Shear Pin Design Calculator

Calculate shear pin diameter to fail at a target torque overload

Designs a shear pin or shear bolt to fail at a specified overload torque, given the pin moment arm, material ultimate shear strength, and a safety factor. Outputs the required pin diameter, suggests standard stock sizes, and reports working and breakaway torque. It runs free in your browser on Gera Tools, with nothing uploaded.

Last updated Source: Gera Tools

How does a shear pin protect a machine?

A shear pin is a deliberately weak link in a driveline. When torque exceeds a set limit, the pin shears before more expensive gears, shafts, or augers can break. Replacing a cheap pin is far easier than repairing the protected machinery.

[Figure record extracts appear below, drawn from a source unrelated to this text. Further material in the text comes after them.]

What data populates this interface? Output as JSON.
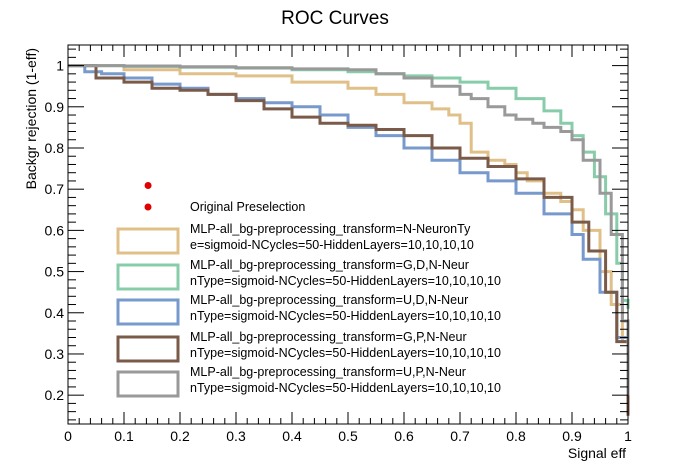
{
  "chart_data": {
    "type": "line",
    "title": "ROC Curves",
    "xlabel": "Signal eff",
    "ylabel": "Backgr rejection (1-eff)",
    "xlim": [
      0,
      1
    ],
    "ylim": [
      0.13,
      1.05
    ],
    "x_ticks": [
      0,
      0.1,
      0.2,
      0.3,
      0.4,
      0.5,
      0.6,
      0.7,
      0.8,
      0.9,
      1
    ],
    "x_tick_labels": [
      "0",
      "0.1",
      "0.2",
      "0.3",
      "0.4",
      "0.5",
      "0.6",
      "0.7",
      "0.8",
      "0.9",
      "1"
    ],
    "y_ticks": [
      0.2,
      0.3,
      0.4,
      0.5,
      0.6,
      0.7,
      0.8,
      0.9,
      1
    ],
    "y_tick_labels": [
      "0.2",
      "0.3",
      "0.4",
      "0.5",
      "0.6",
      "0.7",
      "0.8",
      "0.9",
      "1"
    ],
    "grid": false,
    "legend_position": "bottom-left",
    "marker": {
      "name": "Original Preselection",
      "x": 0.143,
      "y": 0.709,
      "color": "#e00000"
    },
    "series": [
      {
        "name": "MLP-all_bg-preprocessing_transform=N-NeuronType=sigmoid-NCycles=50-HiddenLayers=10,10,10,10",
        "legend_lines": [
          "MLP-all_bg-preprocessing_transform=N-NeuronTy",
          "e=sigmoid-NCycles=50-HiddenLayers=10,10,10,10"
        ],
        "color": "#e0c088",
        "x": [
          0,
          0.1,
          0.2,
          0.3,
          0.4,
          0.5,
          0.55,
          0.6,
          0.65,
          0.68,
          0.7,
          0.72,
          0.75,
          0.78,
          0.8,
          0.82,
          0.85,
          0.88,
          0.9,
          0.92,
          0.95,
          0.97,
          0.99,
          1.0
        ],
        "y": [
          1.0,
          0.99,
          0.98,
          0.975,
          0.96,
          0.945,
          0.93,
          0.91,
          0.895,
          0.88,
          0.86,
          0.79,
          0.77,
          0.76,
          0.74,
          0.72,
          0.69,
          0.67,
          0.65,
          0.6,
          0.5,
          0.42,
          0.33,
          0.2
        ]
      },
      {
        "name": "MLP-all_bg-preprocessing_transform=G,D,N-NeuronType=sigmoid-NCycles=50-HiddenLayers=10,10,10,10",
        "legend_lines": [
          "MLP-all_bg-preprocessing_transform=G,D,N-Neur",
          "nType=sigmoid-NCycles=50-HiddenLayers=10,10,10,10"
        ],
        "color": "#88ccaa",
        "x": [
          0,
          0.1,
          0.2,
          0.3,
          0.4,
          0.5,
          0.55,
          0.6,
          0.65,
          0.7,
          0.75,
          0.8,
          0.85,
          0.88,
          0.9,
          0.92,
          0.94,
          0.96,
          0.98,
          0.99,
          1.0
        ],
        "y": [
          1.0,
          0.998,
          0.996,
          0.994,
          0.99,
          0.985,
          0.98,
          0.975,
          0.97,
          0.96,
          0.945,
          0.92,
          0.89,
          0.86,
          0.83,
          0.79,
          0.73,
          0.64,
          0.52,
          0.43,
          0.41
        ]
      },
      {
        "name": "MLP-all_bg-preprocessing_transform=U,D,N-NeuronType=sigmoid-NCycles=50-HiddenLayers=10,10,10,10",
        "legend_lines": [
          "MLP-all_bg-preprocessing_transform=U,D,N-Neur",
          "nType=sigmoid-NCycles=50-HiddenLayers=10,10,10,10"
        ],
        "color": "#7799cc",
        "x": [
          0,
          0.03,
          0.06,
          0.1,
          0.15,
          0.2,
          0.25,
          0.3,
          0.35,
          0.4,
          0.45,
          0.5,
          0.55,
          0.6,
          0.65,
          0.7,
          0.75,
          0.8,
          0.85,
          0.9,
          0.92,
          0.95,
          0.98,
          1.0
        ],
        "y": [
          1.0,
          0.985,
          0.98,
          0.97,
          0.955,
          0.945,
          0.93,
          0.92,
          0.91,
          0.9,
          0.88,
          0.85,
          0.83,
          0.8,
          0.77,
          0.74,
          0.72,
          0.69,
          0.64,
          0.59,
          0.53,
          0.45,
          0.34,
          0.16
        ]
      },
      {
        "name": "MLP-all_bg-preprocessing_transform=G,P,N-NeuronType=sigmoid-NCycles=50-HiddenLayers=10,10,10,10",
        "legend_lines": [
          "MLP-all_bg-preprocessing_transform=G,P,N-Neur",
          "nType=sigmoid-NCycles=50-HiddenLayers=10,10,10,10"
        ],
        "color": "#7a5a48",
        "x": [
          0,
          0.05,
          0.1,
          0.15,
          0.2,
          0.25,
          0.3,
          0.35,
          0.4,
          0.45,
          0.5,
          0.55,
          0.6,
          0.65,
          0.7,
          0.75,
          0.8,
          0.85,
          0.9,
          0.93,
          0.96,
          0.98,
          1.0
        ],
        "y": [
          1.0,
          0.97,
          0.96,
          0.945,
          0.94,
          0.93,
          0.915,
          0.895,
          0.875,
          0.86,
          0.855,
          0.845,
          0.83,
          0.8,
          0.775,
          0.755,
          0.725,
          0.68,
          0.62,
          0.55,
          0.45,
          0.33,
          0.15
        ]
      },
      {
        "name": "MLP-all_bg-preprocessing_transform=U,P,N-NeuronType=sigmoid-NCycles=50-HiddenLayers=10,10,10,10",
        "legend_lines": [
          "MLP-all_bg-preprocessing_transform=U,P,N-Neur",
          "nType=sigmoid-NCycles=50-HiddenLayers=10,10,10,10"
        ],
        "color": "#999999",
        "x": [
          0,
          0.1,
          0.2,
          0.3,
          0.4,
          0.5,
          0.55,
          0.6,
          0.65,
          0.7,
          0.72,
          0.75,
          0.78,
          0.8,
          0.83,
          0.85,
          0.88,
          0.9,
          0.92,
          0.95,
          0.97,
          0.99,
          1.0
        ],
        "y": [
          1.0,
          0.999,
          0.997,
          0.995,
          0.992,
          0.99,
          0.98,
          0.97,
          0.95,
          0.93,
          0.92,
          0.9,
          0.88,
          0.87,
          0.86,
          0.85,
          0.84,
          0.82,
          0.77,
          0.69,
          0.59,
          0.38,
          0.2
        ]
      }
    ]
  }
}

A shear pin is the sacrificial fuse of a mechanical drive: it is sized to shear at a known torque so the rest of the machine survives an overload. This calculator converts a target overload torque into the pin diameter needed, given the pin’s moment arm, the material’s ultimate shear strength, and a safety factor.

How it works

Torque on the shaft produces a shear force on the pin at its moment arm; the pin must just reach its shear strength at the target torque:

shear force   = target torque / moment arm
required area  = (shear force * safety factor) / ultimate shear strength
                 (divide area by 2 for double shear)
pin diameter   = sqrt(4 * area_per_plane / pi)

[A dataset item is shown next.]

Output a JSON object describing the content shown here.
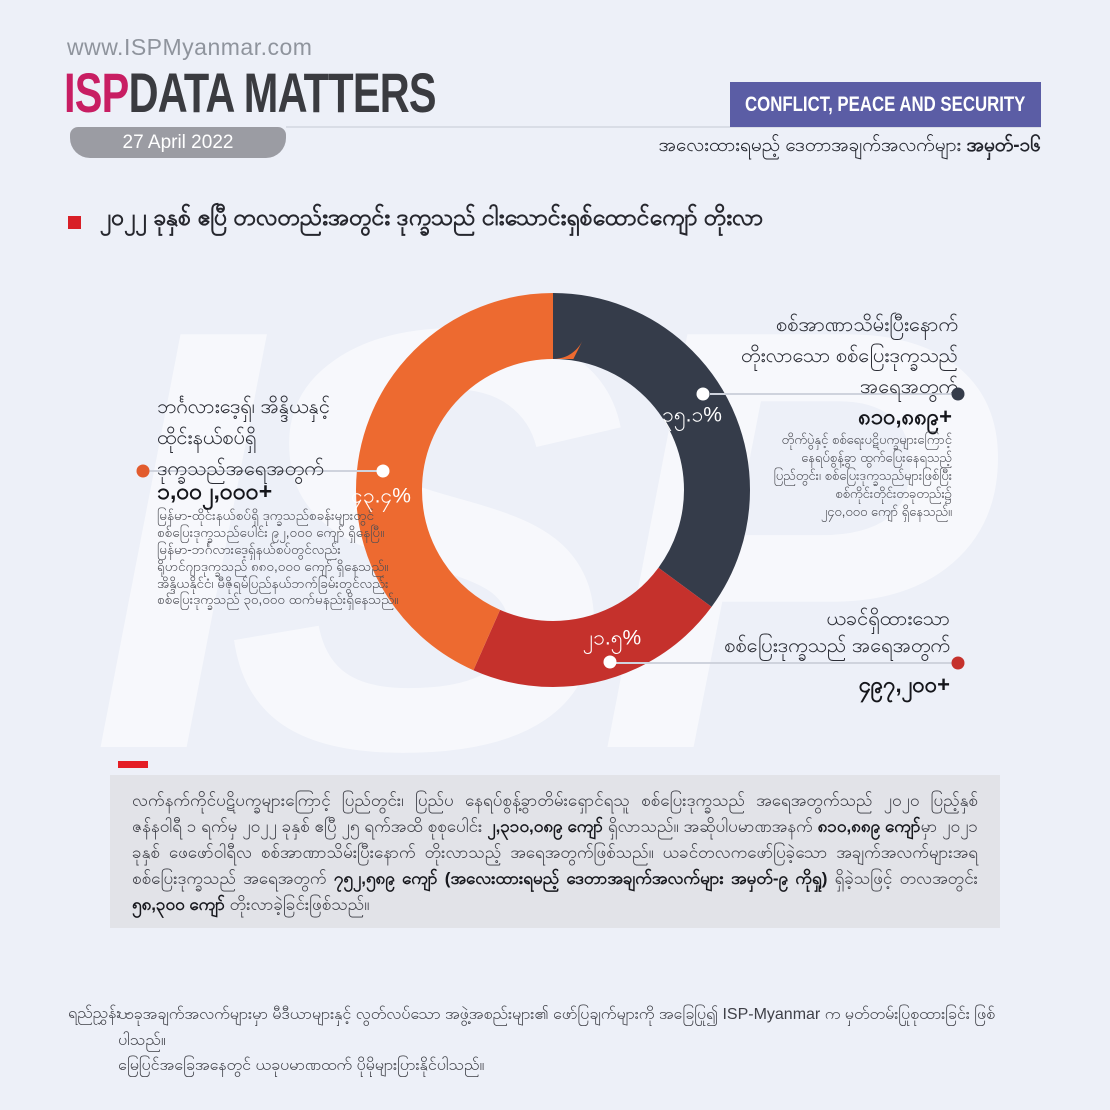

The result is the minimum diameter; the nearest standard stock size at or above it sets the actual breakaway torque, which the tool reports along with a recommended working torque below the shear point.

Worked example

To protect an auger that should never see more than 800 lb-ft, with the pin on a 1.5-inch radius, in single shear, using mild steel at 35,000 psi and a 1.3 safety factor:

  • Shear force = 800 lb-ft × 12 in/ft / 1.5 in = 6,400 lb
  • Required area = (6,400 × 1.3) / 35,000 = 0.237 in²
  • Minimum diameter = √(4 × 0.237 / π) ≈ 0.549 inches
  • Round up to the nearest stock size: a 9/16-inch (0.5625 in) pin

The 9/16-inch pin gives an actual breakaway torque of about 820 lb-ft — close to the target and safely above the working range.

Choosing materials

The material’s ultimate shear strength is roughly 60% of its tensile strength for ductile steels:

MaterialApprox. tensile strengthApprox. shear strength
Mild steel (1018)~60,000 psi~35,000 psi
Grade-5 bolt stock~120,000 psi~72,000 psi
Grade-8 bolt stock~150,000 psi~90,000 psi
Aluminium 6061-T6~45,000 psi~27,000 psi

Always use the actual material specification, not a generic value, especially when the breakaway torque needs to be precise.

Design tips

  • Use a necked-down or grooved pin so failure happens at a predictable cross-section, not somewhere unpredictable along the shaft.
  • Single vs. double shear — most hub-and-coupling designs are double shear (the pin is loaded at two planes simultaneously), which halves the required cross-section for the same force. Confirm your geometry before choosing.
  • Set working torque conservatively below breakaway — a shear pin that fails every few hours under normal load is too weak; one that never fails even under the fault scenario is too strong. A safety factor of 1.2–1.5 is typical.
  • Stock sizes matter — always round up to the next standard drill-rod or dowel diameter, and check the resulting breakaway torque to ensure it still protects the machine.